No trabalho da santificação não basta começar bem, nem sequer progredir muito e por longo tempo; o mais necessário de tudo é terminar bem, pois em todas as coisas “o fim é que coroa a obra”. Por isso toca-nos examinar, a modo de conclusão final, a boa morte considerada sob um duplo aspecto: 1º como coroação de todo o trabalho de renúncia e mortificação; 2º como coroação de todo nosso trabalho de santificação.

1º A aceitação cristã da morte, coroação de todo o trabalho de mortificação e renúncia ao pecado.

Considerada à luz da fé, a morte aparece como a penitência por excelência para expiar os pecados cometidos, e como o sacrifício por excelência para unir-nos ao holocausto do Calvário.

1 – A morte, cristãmente aceita, constitui a penitência por excelência para reparar nossos pecados. Temos as provas disso:

  1. Na vontade formal de Deus. Todas as penitências suportadas ao longo da vida são contas parciais e antecipadas; o pagamento total que a justiça divina exige por nossas dívida é a morte. Assim o decretou Deus desde que o pecado entrou no mundo: “Morrerás indubitavelmente” (Gn 2 17); assim o proclama São Paulo: “O estipêndio do pecado é a morte” (Rm 6 23).
  2. Na conduta de Jesus Cristo. Feito nosso fiador, Jesus Cristo expiou nossos pecados por sua morte na cruz; e por isso mesmo, também nós devemos pagar à justiça divina a parte que nos corresponde, unindo o sacrifício de nossa vida ao de Jesus Cristo.
  3. Na natureza do pecado e da morte. Todo pecado tem como princípio, um apego desordenado aos bens da terra, uma satisfação culpável dos sentidos, um ato de orgulho ou de vontade própria. Pois bem, aceitar cristãmente a morte é reparar: todos os nossos apegos desordenados, aceitando a separação desgarradora de todos os bens desta terra; todos os nossos prazeres culpáveis, aceitando a morte com todo seu cortejo de sofrimentos físicos e angústias morais;  todos os nossos atos de orgulho de vontade própria, fazendo-nos obedientes à vontade Deus até o ponto de aceitar a morte, tal como apraz ao Senhor no-la enviar, e a humilhação e o esquecimento supremo do túmulo. Por isso, os autores ascéticos veem na aceitação cristã da morte um ato de caridade perfeita, que tem a virtude de expiar todas as dívidas contraídas por nossos pecados.

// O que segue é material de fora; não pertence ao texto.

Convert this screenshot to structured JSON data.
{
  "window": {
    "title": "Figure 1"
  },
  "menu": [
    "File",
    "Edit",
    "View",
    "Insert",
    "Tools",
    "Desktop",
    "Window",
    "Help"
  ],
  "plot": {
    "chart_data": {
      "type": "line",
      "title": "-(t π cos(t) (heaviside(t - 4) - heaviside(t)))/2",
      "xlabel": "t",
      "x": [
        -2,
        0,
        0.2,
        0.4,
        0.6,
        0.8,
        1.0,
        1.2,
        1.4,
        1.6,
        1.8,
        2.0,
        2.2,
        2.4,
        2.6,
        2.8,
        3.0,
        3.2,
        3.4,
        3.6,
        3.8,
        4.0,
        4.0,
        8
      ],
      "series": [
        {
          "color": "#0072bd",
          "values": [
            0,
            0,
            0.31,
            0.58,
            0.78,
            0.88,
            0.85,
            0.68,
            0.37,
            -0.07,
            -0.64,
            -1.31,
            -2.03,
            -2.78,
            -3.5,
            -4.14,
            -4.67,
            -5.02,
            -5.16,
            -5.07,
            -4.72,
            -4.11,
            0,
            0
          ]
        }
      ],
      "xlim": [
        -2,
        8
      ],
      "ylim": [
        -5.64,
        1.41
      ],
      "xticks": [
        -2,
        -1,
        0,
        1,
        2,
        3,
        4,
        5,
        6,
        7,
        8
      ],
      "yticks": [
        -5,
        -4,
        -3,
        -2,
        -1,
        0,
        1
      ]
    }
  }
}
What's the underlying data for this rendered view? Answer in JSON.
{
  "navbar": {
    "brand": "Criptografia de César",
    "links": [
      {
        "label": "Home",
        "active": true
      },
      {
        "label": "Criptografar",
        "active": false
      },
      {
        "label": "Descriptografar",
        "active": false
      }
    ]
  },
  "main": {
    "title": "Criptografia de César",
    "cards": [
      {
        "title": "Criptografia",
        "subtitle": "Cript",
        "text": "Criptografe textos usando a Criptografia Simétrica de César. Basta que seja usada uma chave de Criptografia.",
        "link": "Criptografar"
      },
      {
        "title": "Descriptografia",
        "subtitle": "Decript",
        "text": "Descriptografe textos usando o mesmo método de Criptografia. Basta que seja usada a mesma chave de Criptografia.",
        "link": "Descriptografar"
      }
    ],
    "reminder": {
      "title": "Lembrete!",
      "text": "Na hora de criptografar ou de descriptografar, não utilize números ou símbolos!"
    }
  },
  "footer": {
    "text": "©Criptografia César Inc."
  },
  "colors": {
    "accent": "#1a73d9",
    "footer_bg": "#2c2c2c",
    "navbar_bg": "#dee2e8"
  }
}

2 – A morte, cristãmente aceita, é o sacrifício por excelência. Com efeito, para a criatura humana: • aceitar a destruição de seu ser para reconhecer o supremo domínio de Deus sobre ela, é oferecer à divina Majestade o mais perfeito holocausto; • aceitá-la com confiança e abandono filial para com nosso Pai celestial é terminar nossa vida pelo ato mais meritório; • aceitá-la, sobretudo, em união com Jesus e seu sacrifício da cruz, morrendo com Ele pela redenção das almas, é coroar nossa vida com o mais fecundo sacrifício, a imitação de Jesus, que converteu o infame patíbulo da cruz em um altar no qual consumou o mais perfeito sacrifício para glória de seu Pai e salvação das almas.

3 – A aceitação cristã da morte, prática de toda a vida. É capital e decisivo não esperar a nossa última hora para aceitar a morte em espírito de penitência e de sacrifício, mas fazer da aceitação da morte uma prática de toda a vida e ainda de cada dia.

  • É sabedoria e prudência. Coroar nossa vida com a aceitação generosa da morte é uma coisa tão grande e decisiva, que há que se entregar a ela a cada dia: tamanha obra não se improvisa. Ademais, segundo uma lei geral, anunciada por Nosso Senhor, a morte chega de improviso e nos ameaça a toda hora. Finalmente, no momento da morte, muito há que temer que a enfermidade nos prive da lucidez da mente e da liberdade de vontade necessárias para dar a este ato tão importante toda a sua perfeição.
  • É um dever a título de cristãos. Jesus faz da vigilância e preparação à morte um preceito para todos seus discípulos, comparando a morte com um ladrão que espreita sem cessar a sua vítima para despojá-la quando ela menos espera, e com um senhor que virá surpreender de improviso seu servidor para pedir-lhe contas de seu trabalho. O bom cristão deve, pois, preocupar-se habitualmente da morte, estar sempre preparado para ela (Mc 23 42-47).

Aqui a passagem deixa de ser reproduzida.